= Pet leasing =

Pet leasing is the practice of leasing a pet, usually a dog, to a customer on a contract basis. The practice is controversial, because some customers believed they were taking out loans to buy a pet when, in fact, they were only leasing an animal that could be repossessed by the lender in the event that payments were not kept up.

The process of leasing a pet typically starts in a retail pet store, but the loan is made by a third-party contractor. The revenue model for pet leasing is the same as car leasing. The borrower enters a contract, typically for two years, and agrees to monthly payments. The lender typically requires proof of income, which may be as low as $1000 a month.

==Controversy==
The state governments of New York, California, Nevada, Washington, Indiana, Virginia and New Jersey have banned pet leasing. And a similar ban on pet leasing has passed the Rhode Island state house of representatives. In Connecticut, State Senate Republican President Pro Tempore Len Fasano has introduced legislation that would similarly ban pet leasing in his state.
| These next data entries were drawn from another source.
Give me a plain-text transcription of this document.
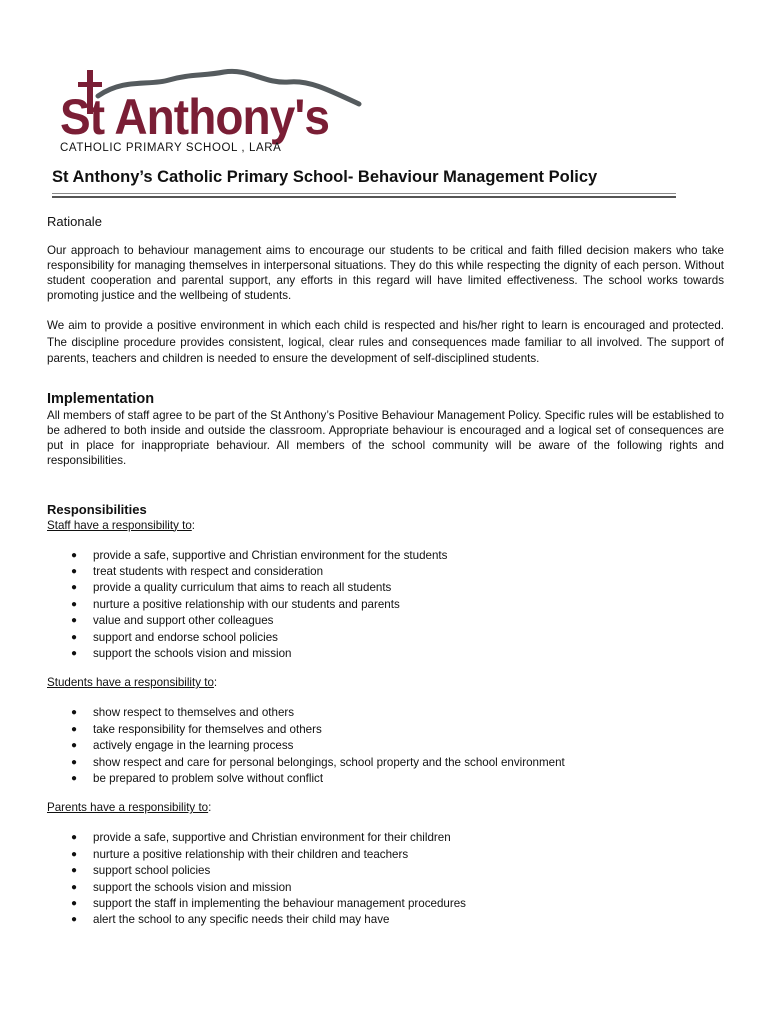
St Anthony's
CATHOLIC PRIMARY SCHOOL , LARA
St Anthony’s Catholic Primary School- Behaviour Management Policy
Rationale

Our approach to behaviour management aims to encourage our students to be critical and faith filled decision makers who take responsibility for managing themselves in interpersonal situations. They do this while respecting the dignity of each person. Without student cooperation and parental support, any efforts in this regard will have limited effectiveness. The school works towards promoting justice and the wellbeing of students.

We aim to provide a positive environment in which each child is respected and his/her right to learn is encouraged and protected. The discipline procedure provides consistent, logical, clear rules and consequences made familiar to all involved. The support of parents, teachers and children is needed to ensure the development of self-disciplined students.

Implementation

All members of staff agree to be part of the St Anthony’s Positive Behaviour Management Policy. Specific rules will be established to be adhered to both inside and outside the classroom. Appropriate behaviour is encouraged and a logical set of consequences are put in place for inappropriate behaviour. All members of the school community will be aware of the following rights and responsibilities.

Responsibilities
Staff have a responsibility to:
● provide a safe, supportive and Christian environment for the students
● treat students with respect and consideration
● provide a quality curriculum that aims to reach all students
● nurture a positive relationship with our students and parents
● value and support other colleagues
● support and endorse school policies
● support the schools vision and mission
Students have a responsibility to:
● show respect to themselves and others
● take responsibility for themselves and others
● actively engage in the learning process
● show respect and care for personal belongings, school property and the school environment
● be prepared to problem solve without conflict
Parents have a responsibility to:
● provide a safe, supportive and Christian environment for their children
● nurture a positive relationship with their children and teachers
● support school policies
● support the schools vision and mission
● support the staff in implementing the behaviour management procedures
● alert the school to any specific needs their child may have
Dog leasing is illegal in Massachusetts.

According to several news sources, some lessees of pets believed they were buying their pets and were surprised to discover that they were only on loan.

The American Kennel Club "supports a ban on predatory pet leasing schemes that victimize potential owners, undermine a lifetime commitment to a pet, and do not confer the rights and responsibilities associated with legal ownership of a pet." Pet leasing has also been decried by the American Society for the Prevention of Cruelty to Animals (ASPCA), which has called for a state-by-state ban.